The conservative media outlet, rather supportive of Viktor Orbán’s government, rhetorically asked what people would say “if the Hungarian ambassador in Washington asked to [meet] some Supreme Court justices”.
The Hungarian National Judicial Council (Országos Birói Tanács, OBT) is a body of the Hungarian judiciary, composed of fifteen members elected by their peers, and “responsible for the central administration of the courts and the supervision of the activities of the presidents of the courts of appeal and the county courts”. In other words, it plays a central role in the Hungarian judicial system, and any attempt to influence this body would in itself be an attack on the independence of the Hungarian judiciary. In this regard, it is worth recalling Article 1 of the Code of Judicial Conduct (also cited by Mandiner), which states that
“A judge must act without any influence in his judicial activities, in accordance with the principle of equal treatment of the parties. He or she shall avoid even any appearance of acting under influence.
(…) A judge should refrain from having unnecessary connections with and influence on the legislative and executive branches of government in a way that is obvious to outsiders. ”
When the controversy began to flare up, the Hungarian National Judicial Council made it clear in a statement that:
“The OBT – as an autonomous judicial body established in the Basic Law – maintains contacts with the diplomatic missions of allied countries.
It has also held a joint conference with the ambassador of the Kingdom of the Netherlands, and the Dutch ambassador was officially received in November 2021. [… It] also has excellent relations with the U.S. Embassy.” And it further clarified that “An ambassador is not a politician, but the head of the diplomatic mission that represents his own state in another state.”
However, this clarification did not put an end to the debate, as the chairman of the Hungarian Parliament’s Justice Committee, Imre Vejkey (KDNP), has since insisted that
“this [meeting] cannot be interpreted as anything other than an interference in the Hungarian judicial system”

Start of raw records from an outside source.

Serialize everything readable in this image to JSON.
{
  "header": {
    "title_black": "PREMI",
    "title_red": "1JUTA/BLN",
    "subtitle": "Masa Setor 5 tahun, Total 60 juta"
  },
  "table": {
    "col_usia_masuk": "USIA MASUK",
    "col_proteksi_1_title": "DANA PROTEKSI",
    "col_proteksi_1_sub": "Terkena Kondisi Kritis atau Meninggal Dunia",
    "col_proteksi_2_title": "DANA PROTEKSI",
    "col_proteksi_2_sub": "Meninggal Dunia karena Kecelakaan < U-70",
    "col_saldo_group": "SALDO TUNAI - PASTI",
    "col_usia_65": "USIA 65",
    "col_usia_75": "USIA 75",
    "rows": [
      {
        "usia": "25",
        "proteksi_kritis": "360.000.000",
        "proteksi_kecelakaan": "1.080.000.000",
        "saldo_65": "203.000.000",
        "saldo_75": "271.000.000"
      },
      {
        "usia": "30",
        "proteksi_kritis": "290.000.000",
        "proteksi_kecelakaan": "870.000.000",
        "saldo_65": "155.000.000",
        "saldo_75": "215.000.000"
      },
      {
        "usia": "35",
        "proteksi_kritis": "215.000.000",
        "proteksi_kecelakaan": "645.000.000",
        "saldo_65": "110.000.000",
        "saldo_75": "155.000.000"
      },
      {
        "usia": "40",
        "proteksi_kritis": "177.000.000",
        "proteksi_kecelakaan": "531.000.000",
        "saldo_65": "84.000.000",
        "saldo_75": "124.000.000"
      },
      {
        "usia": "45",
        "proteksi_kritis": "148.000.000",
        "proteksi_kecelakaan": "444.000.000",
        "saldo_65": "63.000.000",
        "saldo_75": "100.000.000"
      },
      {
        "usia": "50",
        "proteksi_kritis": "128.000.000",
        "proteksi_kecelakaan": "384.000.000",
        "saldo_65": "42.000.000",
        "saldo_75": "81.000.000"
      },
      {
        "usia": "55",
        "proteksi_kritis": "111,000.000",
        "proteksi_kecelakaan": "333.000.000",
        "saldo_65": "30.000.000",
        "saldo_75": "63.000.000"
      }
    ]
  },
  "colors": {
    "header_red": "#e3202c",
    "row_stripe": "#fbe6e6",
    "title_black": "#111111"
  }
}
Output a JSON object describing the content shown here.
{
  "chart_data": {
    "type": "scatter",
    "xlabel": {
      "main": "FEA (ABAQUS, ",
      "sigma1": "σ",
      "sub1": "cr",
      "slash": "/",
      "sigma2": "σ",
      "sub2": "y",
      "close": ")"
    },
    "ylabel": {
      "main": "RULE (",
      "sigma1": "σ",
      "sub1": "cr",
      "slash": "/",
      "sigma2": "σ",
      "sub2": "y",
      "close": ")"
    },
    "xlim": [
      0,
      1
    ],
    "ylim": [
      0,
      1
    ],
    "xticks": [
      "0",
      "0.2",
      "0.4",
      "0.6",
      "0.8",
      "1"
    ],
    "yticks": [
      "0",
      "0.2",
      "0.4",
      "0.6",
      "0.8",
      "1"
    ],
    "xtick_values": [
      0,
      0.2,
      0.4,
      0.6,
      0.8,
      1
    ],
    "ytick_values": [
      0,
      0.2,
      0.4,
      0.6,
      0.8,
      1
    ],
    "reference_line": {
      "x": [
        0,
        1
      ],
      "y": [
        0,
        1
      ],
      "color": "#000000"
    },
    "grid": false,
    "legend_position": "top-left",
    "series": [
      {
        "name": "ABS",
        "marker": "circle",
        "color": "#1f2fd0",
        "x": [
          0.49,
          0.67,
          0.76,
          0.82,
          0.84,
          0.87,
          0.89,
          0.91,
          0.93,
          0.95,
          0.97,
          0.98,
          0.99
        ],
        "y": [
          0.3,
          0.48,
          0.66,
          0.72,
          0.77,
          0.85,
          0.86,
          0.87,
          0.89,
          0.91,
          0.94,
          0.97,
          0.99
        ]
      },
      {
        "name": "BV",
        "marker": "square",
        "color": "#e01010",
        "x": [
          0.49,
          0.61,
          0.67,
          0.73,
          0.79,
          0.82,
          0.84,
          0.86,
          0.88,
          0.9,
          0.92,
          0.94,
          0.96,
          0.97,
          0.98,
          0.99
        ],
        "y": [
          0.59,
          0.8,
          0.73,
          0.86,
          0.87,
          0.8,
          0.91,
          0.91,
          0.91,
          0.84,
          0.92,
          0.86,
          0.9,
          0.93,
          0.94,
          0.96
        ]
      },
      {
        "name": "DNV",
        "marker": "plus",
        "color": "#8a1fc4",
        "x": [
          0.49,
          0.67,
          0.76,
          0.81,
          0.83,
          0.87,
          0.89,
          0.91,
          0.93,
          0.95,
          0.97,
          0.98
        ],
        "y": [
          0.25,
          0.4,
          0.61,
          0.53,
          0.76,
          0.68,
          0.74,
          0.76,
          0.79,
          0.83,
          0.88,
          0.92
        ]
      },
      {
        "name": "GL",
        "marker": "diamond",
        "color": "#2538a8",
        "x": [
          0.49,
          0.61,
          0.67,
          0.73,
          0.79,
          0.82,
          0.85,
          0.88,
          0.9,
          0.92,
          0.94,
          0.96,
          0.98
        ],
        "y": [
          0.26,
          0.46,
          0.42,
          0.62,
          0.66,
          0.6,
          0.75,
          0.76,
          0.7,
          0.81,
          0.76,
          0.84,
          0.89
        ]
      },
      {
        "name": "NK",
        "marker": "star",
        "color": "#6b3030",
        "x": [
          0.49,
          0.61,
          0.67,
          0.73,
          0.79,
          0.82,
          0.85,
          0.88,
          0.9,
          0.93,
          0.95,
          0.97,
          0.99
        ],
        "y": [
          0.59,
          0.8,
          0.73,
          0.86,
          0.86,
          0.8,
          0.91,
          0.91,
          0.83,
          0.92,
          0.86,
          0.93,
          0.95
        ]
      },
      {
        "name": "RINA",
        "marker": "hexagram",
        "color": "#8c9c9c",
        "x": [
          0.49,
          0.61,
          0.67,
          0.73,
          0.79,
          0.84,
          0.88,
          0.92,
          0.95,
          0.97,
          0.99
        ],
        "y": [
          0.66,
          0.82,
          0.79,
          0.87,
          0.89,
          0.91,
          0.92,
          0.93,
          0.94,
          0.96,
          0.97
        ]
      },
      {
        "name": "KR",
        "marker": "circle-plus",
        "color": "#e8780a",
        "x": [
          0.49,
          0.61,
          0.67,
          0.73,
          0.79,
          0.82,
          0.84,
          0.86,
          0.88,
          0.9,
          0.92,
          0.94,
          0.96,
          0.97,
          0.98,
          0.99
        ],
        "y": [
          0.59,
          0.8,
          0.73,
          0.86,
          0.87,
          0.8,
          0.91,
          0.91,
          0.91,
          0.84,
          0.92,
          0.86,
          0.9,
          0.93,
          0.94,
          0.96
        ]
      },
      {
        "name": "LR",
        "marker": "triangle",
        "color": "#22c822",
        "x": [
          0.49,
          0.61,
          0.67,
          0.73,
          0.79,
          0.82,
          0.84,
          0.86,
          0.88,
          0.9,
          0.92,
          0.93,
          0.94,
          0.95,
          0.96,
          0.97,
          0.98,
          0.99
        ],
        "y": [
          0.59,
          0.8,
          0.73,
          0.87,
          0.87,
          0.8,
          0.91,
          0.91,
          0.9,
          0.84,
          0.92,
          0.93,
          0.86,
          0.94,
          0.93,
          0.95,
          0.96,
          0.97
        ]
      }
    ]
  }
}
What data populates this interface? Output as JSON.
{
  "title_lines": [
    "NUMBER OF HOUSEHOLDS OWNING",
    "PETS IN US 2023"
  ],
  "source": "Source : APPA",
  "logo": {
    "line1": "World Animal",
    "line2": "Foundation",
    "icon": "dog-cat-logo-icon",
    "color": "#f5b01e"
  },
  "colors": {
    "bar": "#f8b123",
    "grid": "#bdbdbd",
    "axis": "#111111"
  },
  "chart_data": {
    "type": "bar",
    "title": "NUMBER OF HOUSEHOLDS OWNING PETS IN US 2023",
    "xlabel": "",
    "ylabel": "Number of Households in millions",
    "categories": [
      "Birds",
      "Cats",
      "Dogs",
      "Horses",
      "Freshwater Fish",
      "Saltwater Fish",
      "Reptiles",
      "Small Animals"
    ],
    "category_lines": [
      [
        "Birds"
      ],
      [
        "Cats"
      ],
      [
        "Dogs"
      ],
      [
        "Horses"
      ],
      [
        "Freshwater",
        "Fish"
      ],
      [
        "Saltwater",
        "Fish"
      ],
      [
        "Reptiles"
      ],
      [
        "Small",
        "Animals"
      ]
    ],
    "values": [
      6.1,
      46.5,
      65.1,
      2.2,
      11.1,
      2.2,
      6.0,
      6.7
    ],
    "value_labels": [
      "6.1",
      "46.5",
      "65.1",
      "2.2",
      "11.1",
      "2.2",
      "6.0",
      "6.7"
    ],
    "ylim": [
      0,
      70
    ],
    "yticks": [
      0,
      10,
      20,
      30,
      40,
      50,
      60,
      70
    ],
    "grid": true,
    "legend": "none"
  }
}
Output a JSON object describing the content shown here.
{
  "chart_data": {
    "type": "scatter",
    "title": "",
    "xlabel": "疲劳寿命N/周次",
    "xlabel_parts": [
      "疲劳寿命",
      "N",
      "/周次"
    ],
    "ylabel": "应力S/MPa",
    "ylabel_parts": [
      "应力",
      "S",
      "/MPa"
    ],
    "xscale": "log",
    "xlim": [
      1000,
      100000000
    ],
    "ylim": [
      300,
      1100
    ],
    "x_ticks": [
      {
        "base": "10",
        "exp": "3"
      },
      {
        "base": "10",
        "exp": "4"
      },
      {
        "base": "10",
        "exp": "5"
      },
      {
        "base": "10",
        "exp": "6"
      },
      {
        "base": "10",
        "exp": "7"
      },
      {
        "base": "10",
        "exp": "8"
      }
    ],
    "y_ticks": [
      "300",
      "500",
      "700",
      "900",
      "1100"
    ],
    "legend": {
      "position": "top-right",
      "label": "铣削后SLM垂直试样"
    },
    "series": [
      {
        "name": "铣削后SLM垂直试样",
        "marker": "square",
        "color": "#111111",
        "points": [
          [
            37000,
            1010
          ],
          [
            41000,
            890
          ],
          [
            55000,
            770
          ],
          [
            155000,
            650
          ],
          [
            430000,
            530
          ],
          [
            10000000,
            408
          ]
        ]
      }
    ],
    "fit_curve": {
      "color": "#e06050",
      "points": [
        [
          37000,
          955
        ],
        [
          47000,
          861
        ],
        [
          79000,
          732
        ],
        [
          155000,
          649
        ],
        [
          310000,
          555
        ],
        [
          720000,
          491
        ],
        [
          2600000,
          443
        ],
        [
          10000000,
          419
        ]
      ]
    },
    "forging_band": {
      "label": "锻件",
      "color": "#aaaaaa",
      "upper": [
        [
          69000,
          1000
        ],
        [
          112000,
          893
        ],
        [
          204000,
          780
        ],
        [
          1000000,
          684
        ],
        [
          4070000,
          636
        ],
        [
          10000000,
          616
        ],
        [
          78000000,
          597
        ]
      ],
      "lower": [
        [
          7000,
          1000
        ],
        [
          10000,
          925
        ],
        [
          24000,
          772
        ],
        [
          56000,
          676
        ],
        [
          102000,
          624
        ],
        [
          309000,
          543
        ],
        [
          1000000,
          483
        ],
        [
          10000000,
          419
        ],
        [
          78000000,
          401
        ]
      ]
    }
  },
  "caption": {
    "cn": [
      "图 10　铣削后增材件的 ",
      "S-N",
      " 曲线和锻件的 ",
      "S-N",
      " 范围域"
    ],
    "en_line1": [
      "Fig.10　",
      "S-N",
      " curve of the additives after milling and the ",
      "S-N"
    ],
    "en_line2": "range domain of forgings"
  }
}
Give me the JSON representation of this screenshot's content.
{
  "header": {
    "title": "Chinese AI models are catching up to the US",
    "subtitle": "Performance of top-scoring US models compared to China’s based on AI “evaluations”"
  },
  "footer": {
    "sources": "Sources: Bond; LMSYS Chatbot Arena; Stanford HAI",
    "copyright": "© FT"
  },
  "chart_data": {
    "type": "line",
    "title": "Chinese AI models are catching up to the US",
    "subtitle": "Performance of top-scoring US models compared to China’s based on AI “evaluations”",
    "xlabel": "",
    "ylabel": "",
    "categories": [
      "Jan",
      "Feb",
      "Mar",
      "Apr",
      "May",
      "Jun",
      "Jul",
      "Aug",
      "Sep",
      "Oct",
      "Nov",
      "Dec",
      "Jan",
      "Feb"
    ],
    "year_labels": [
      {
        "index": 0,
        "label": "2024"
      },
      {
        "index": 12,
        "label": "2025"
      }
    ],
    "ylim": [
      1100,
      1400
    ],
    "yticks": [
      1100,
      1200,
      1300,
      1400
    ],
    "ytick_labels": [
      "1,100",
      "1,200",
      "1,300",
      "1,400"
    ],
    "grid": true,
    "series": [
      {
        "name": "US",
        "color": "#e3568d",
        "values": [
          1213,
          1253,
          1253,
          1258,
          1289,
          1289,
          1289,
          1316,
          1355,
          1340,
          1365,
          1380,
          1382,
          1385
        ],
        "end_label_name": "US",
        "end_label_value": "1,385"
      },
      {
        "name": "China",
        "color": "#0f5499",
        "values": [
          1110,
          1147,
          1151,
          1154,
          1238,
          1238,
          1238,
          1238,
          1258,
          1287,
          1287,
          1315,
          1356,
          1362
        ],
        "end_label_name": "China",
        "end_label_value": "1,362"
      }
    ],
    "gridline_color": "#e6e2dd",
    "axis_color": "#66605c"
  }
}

as “ambassadors are political figures”.
Once bitten, twice shy, as the saying goes. Before Donald Trump’s presidency in the United States, when the current U.S. president, Joe Biden, was still Barack Obama’s vice president, Washington had a bad habit of interfering very openly in Hungary’s internal affairs and its institutions, especially through the American chargé d’affaires in Budapest. The reason for these interferences was – and is again – primarily ideological, as the Hungarian government’s social conservatism are not much liked in the ranks of an increasingly left-leaning American Democratic Party. In an op-ed published in the Wall Street Journal of 28 October, two former directors of U.S. national intelligence cited Hungary as a typical example of the Biden administration’s woke diplomacy, which is increasingly having a repellent effect on America’s allies.